차원수를 정하기 위해 xy데이터를 일시적으로 데이터프레임으로 바꿔보겠습니다.

xy_data = pd.DataFrame(xy)
col_list = ['X1', 'X2', 'X3', 'X4', 'X5', 'X6', 'X7', 
            'X8', 'X9', 'X10', 'X11', 'X12', 'X13', 'X14', 'X15', 'X16', 'Y']
xy_data.columns = col_list
xy_data.head()

위 데이터프레임을 보면 사용할 독립변수는 X1 ~ X16까지 총 16차원이며, 종속변수 Y는 1차원이지만 분류해야할 값들은 여러개가 있습니다. 따라서 이를 고려해서 차원과 분류 class 수를 정하면 다음과 같습니다.

# 분류하고자 하는 class 개수
# xy를 일시적으로 판다스로 만든 후 y열의 value값 종류를 카운트함.
nb_classes = len(xy_data['Y'].value_counts()) #7

# 독립변수인 X는 16차원
X = tf.placeholder(tf.float32, [None, 16])
# 종속변수인 Y는 1차원 => one_hot_encoding으로 표현됩니다.
Y = tf.placeholder(tf.int32, [None, 1])  # 0 ~ 6

여기서 다시한번 말씀드리지만, Y는 1차원 array인 [0, 0, 0, 0, 0, 1, 0, 0]의 One-hot-Encoding 형태로 표현됩니다!

4-2. One-hot Encoding

이제 y_data를 Y = tf.placeholder(tf.int32, [None, 1])인 tensor에 넣기 위해 One-hot Encoding 형태로 만들어야 합니다.

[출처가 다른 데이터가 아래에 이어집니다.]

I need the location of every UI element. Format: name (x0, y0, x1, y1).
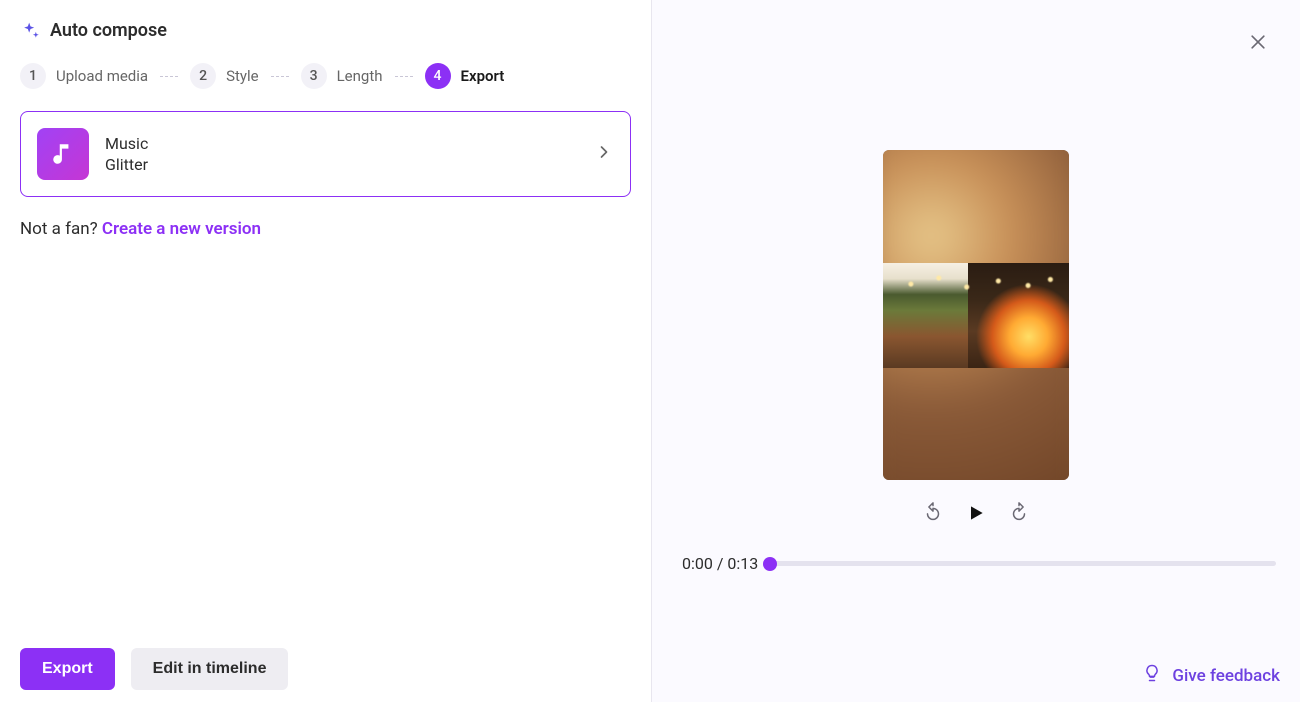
header-row: Auto compose (20, 20, 631, 41)
total-time: 0:13 (727, 554, 758, 573)
preview-frame (883, 263, 1069, 368)
step-length[interactable]: 3 Length (301, 63, 383, 89)
forward-button[interactable] (1008, 502, 1030, 524)
right-panel: 0:00 / 0:13 Give feedback (652, 0, 1300, 702)
timeline: 0:00 / 0:13 (682, 554, 1276, 573)
play-icon (966, 503, 986, 523)
step-separator (160, 76, 178, 77)
steps-row: 1 Upload media 2 Style 3 Length 4 Export (20, 63, 631, 89)
play-button[interactable] (966, 503, 986, 523)
step-separator (271, 76, 289, 77)
edit-in-timeline-button[interactable]: Edit in timeline (131, 648, 289, 690)
player-controls (922, 502, 1030, 524)
music-icon (37, 128, 89, 180)
rewind-icon (922, 502, 944, 524)
seek-thumb[interactable] (763, 557, 777, 571)
feedback-label: Give feedback (1172, 666, 1280, 686)
music-name: Glitter (105, 155, 578, 174)
current-time: 0:00 (682, 554, 713, 573)
music-label: Music (105, 134, 578, 153)
step-label: Length (337, 67, 383, 85)
not-fan-row: Not a fan? Create a new version (20, 219, 631, 239)
step-separator (395, 76, 413, 77)
close-icon (1248, 32, 1268, 52)
chevron-right-icon (594, 142, 614, 166)
give-feedback-button[interactable]: Give feedback (1142, 663, 1280, 688)
time-label: 0:00 / 0:13 (682, 554, 758, 573)
rewind-button[interactable] (922, 502, 944, 524)
left-panel: Auto compose 1 Upload media 2 Style 3 Le… (0, 0, 652, 702)
seek-track[interactable] (770, 561, 1276, 566)
forward-icon (1008, 502, 1030, 524)
step-number: 1 (20, 63, 46, 89)
bottom-bar: Export Edit in timeline (20, 648, 288, 690)
export-button[interactable]: Export (20, 648, 115, 690)
music-text: Music Glitter (105, 134, 578, 174)
step-number: 2 (190, 63, 216, 89)
time-separator: / (713, 554, 728, 573)
step-label: Export (461, 67, 505, 85)
create-new-version-link[interactable]: Create a new version (102, 219, 261, 239)
step-export[interactable]: 4 Export (425, 63, 505, 89)
lightbulb-icon (1142, 663, 1162, 688)
page-title: Auto compose (50, 20, 167, 41)
step-upload-media[interactable]: 1 Upload media (20, 63, 148, 89)
step-label: Style (226, 67, 259, 85)
close-button[interactable] (1244, 28, 1272, 56)
step-label: Upload media (56, 67, 148, 85)
step-number: 3 (301, 63, 327, 89)
not-fan-text: Not a fan? (20, 219, 102, 239)
step-number: 4 (425, 63, 451, 89)
music-card[interactable]: Music Glitter (20, 111, 631, 197)
step-style[interactable]: 2 Style (190, 63, 259, 89)
video-preview[interactable] (883, 150, 1069, 480)
sparkle-icon (20, 21, 40, 41)
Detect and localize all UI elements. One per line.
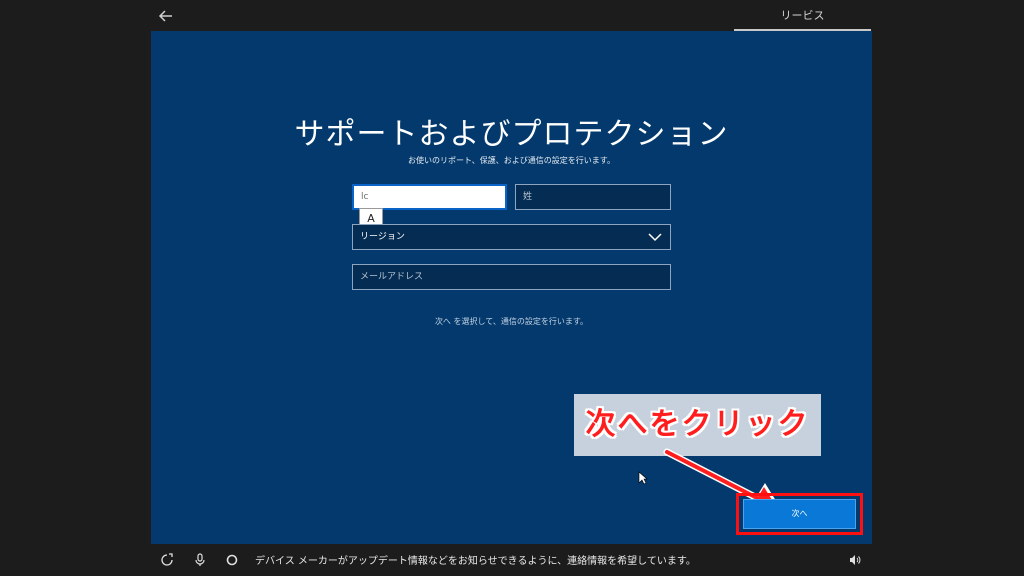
page-subtitle: お使いのリポート、保護、および通信の設定を行います。 — [407, 156, 616, 165]
first-name-value: lc — [361, 192, 369, 202]
back-arrow-icon — [158, 10, 172, 22]
mouse-cursor-icon — [638, 471, 648, 485]
ease-of-access-icon[interactable] — [160, 553, 174, 567]
back-button[interactable] — [156, 6, 178, 26]
email-input[interactable]: メールアドレス — [352, 264, 671, 290]
main-panel: サポートおよびプロテクション お使いのリポート、保護、および通信の設定を行います… — [151, 31, 872, 544]
bottom-bar: デバイス メーカーがアップデート情報などをお知らせできるように、連絡情報を希望し… — [0, 544, 1024, 576]
region-label: リージョン — [360, 232, 405, 242]
first-name-input[interactable]: lc — [352, 184, 507, 210]
microphone-icon[interactable] — [193, 553, 207, 567]
callout-text: 次へをクリック — [585, 407, 810, 442]
chevron-down-icon — [648, 233, 662, 242]
volume-icon[interactable] — [848, 553, 862, 567]
hint-text: 次へ を選択して、通信の設定を行います。 — [434, 317, 589, 326]
tab-label[interactable]: リービス — [734, 0, 871, 31]
next-button[interactable]: 次へ — [743, 499, 856, 529]
email-placeholder: メールアドレス — [360, 272, 424, 282]
region-select[interactable]: リージョン — [352, 224, 671, 250]
last-name-placeholder: 姓 — [523, 192, 533, 202]
top-bar: リービス — [0, 0, 1024, 31]
page-title: サポートおよびプロテクション — [294, 117, 729, 152]
last-name-input[interactable]: 姓 — [515, 184, 671, 210]
cortana-icon[interactable] — [225, 553, 239, 567]
status-message: デバイス メーカーがアップデート情報などをお知らせできるように、連絡情報を希望し… — [255, 556, 696, 567]
callout-box: 次へをクリック — [574, 394, 821, 456]
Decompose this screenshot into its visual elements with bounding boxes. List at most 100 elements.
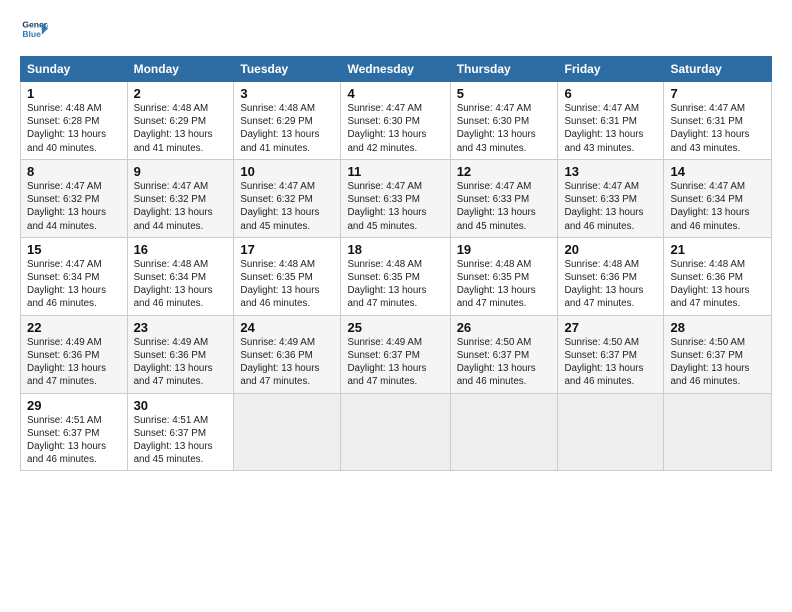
day-info: Sunrise: 4:49 AMSunset: 6:36 PMDaylight:… bbox=[134, 336, 228, 389]
calendar-cell: 1Sunrise: 4:48 AMSunset: 6:28 PMDaylight… bbox=[21, 82, 128, 160]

# one_hot_encoding으로 만드는 과정
Y_one_hot = tf.one_hot(Y, nb_classes)  # one hot
print("one_hot:", Y_one_hot) # shape=(?, 1, 7) => shape가 3차원으로 출력됨. 따라서 reshape를 통해 2차원으로 줄여야함.
Y_one_hot = tf.reshape(Y_one_hot, [-1, nb_classes]) # -1은 None이랑 같은 의미. [None, 7]과 같은 의미
print("reshape one_hot:", Y_one_hot) # shape = (?, 7)

이 부분에서도 주의해야할 점이 있는데, tf.one_hot을 적용하면 차원이 한차원 올라가니 꼭 tf.reshape를 사용하여 차원수를 다시 설정해 주어야 합니다.

4-3. W & b matrix 형성

이 부분도 전의 선형회귀분석, 로지스틱 회귀분석과 동일합니다.

# W 매트릭스와 bias value 형성
W = tf.Variable(tf.random_normal([16, nb_classes]), name='weight')
b = tf.Variable(tf.random_normal([nb_classes]), name='bias')

4-4. logits, Hypothesis, Cost, optimizer

이 코드부분에서 Multinomial classification을 위한 Softmax 함수가 등장합니다. 코드를 잘 봐주시길 바랍니다.

# tf.nn.softmax computes softmax activations
# softmax = exp(logits) / reduce_sum(exp(logits), dim)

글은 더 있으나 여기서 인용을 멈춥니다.